Polwarth finding himself thus checked in the very opening of his theme, stopped again, and stared the other full in the face for a moment, without making any reply. His kind feelings, however, got the better of his displeasure, and yielding to the interest he felt in the fate of Lionel, he answered—

“I would go all lengths, and incur every hazard to do him service!”

“Then, sir, accident has brought those together who are willing to engage in the same undertaking! I, too, will do my utmost to discover him! I have heard he has friends in this province. Has he no connexion to whom we may apply for intelligence?”

“None nearer than a wife.”

“A wife!” repeated the other, in surprise—“is he married?”

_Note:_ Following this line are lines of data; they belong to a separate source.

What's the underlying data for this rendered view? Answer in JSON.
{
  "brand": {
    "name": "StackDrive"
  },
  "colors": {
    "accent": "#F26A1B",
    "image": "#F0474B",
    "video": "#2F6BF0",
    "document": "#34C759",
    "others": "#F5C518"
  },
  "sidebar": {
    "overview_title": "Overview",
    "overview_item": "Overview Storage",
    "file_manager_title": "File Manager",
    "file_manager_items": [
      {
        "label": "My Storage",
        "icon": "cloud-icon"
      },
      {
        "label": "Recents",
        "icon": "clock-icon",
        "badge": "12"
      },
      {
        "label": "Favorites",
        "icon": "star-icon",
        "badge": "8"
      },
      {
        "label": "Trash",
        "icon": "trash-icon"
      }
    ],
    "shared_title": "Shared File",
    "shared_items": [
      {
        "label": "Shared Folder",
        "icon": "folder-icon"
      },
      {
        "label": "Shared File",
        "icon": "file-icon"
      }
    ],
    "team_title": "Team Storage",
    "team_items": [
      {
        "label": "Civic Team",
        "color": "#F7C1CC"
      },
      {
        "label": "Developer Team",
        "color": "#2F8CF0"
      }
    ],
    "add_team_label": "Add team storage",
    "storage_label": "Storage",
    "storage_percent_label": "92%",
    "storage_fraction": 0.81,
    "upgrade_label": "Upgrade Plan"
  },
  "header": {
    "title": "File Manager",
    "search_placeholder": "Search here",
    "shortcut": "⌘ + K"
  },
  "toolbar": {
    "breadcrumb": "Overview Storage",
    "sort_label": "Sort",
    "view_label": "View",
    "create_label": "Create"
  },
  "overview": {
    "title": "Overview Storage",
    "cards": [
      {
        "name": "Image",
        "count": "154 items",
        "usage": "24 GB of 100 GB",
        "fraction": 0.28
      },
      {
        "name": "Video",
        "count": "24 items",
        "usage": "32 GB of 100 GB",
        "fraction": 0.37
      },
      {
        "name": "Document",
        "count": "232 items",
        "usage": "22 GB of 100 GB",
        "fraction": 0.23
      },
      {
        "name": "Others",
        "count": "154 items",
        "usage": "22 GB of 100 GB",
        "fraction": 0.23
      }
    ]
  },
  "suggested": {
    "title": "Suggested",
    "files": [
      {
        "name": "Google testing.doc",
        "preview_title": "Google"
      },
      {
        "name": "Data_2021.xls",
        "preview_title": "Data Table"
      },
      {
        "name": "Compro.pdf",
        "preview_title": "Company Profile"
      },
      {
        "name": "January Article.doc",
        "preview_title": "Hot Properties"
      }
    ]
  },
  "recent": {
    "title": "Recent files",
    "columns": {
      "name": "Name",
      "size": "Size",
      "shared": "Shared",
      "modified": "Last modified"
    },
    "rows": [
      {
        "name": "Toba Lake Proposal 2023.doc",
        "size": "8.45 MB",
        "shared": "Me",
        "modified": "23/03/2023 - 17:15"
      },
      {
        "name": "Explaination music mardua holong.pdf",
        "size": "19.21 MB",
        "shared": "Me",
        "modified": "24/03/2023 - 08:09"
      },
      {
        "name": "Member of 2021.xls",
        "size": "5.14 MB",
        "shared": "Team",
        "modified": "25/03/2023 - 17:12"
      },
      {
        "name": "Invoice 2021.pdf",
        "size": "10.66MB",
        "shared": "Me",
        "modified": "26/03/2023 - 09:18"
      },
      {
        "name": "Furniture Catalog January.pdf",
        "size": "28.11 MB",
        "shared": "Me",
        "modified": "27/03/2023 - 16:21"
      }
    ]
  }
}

A long pause ensued, during which the stranger mused deeply, and Polwarth bestowed a still more searching scrutiny than ever on his companion. It would appear that the result was not satisfactory to the captain, for shaking his head, in no very equivocal manner, he resumed the task of picking his way among the graves, towards the gate, with renewed diligence. He was in the act of seating himself in the pung, when the stranger again stood at his elbow, and said—

“If I knew where to find his wife, I would offer my services to the lady?”

Polwarth pointed to the building of which Cecil was now the mistress, and answered, somewhat superciliously, as he drove away—

“She is there, my good friend, but your application will be useless!”

The stranger received the direction in an understanding manner, and smiled with satisfied confidence, while he took the opposite route from that by which the busy equipage of the captain had already disappeared.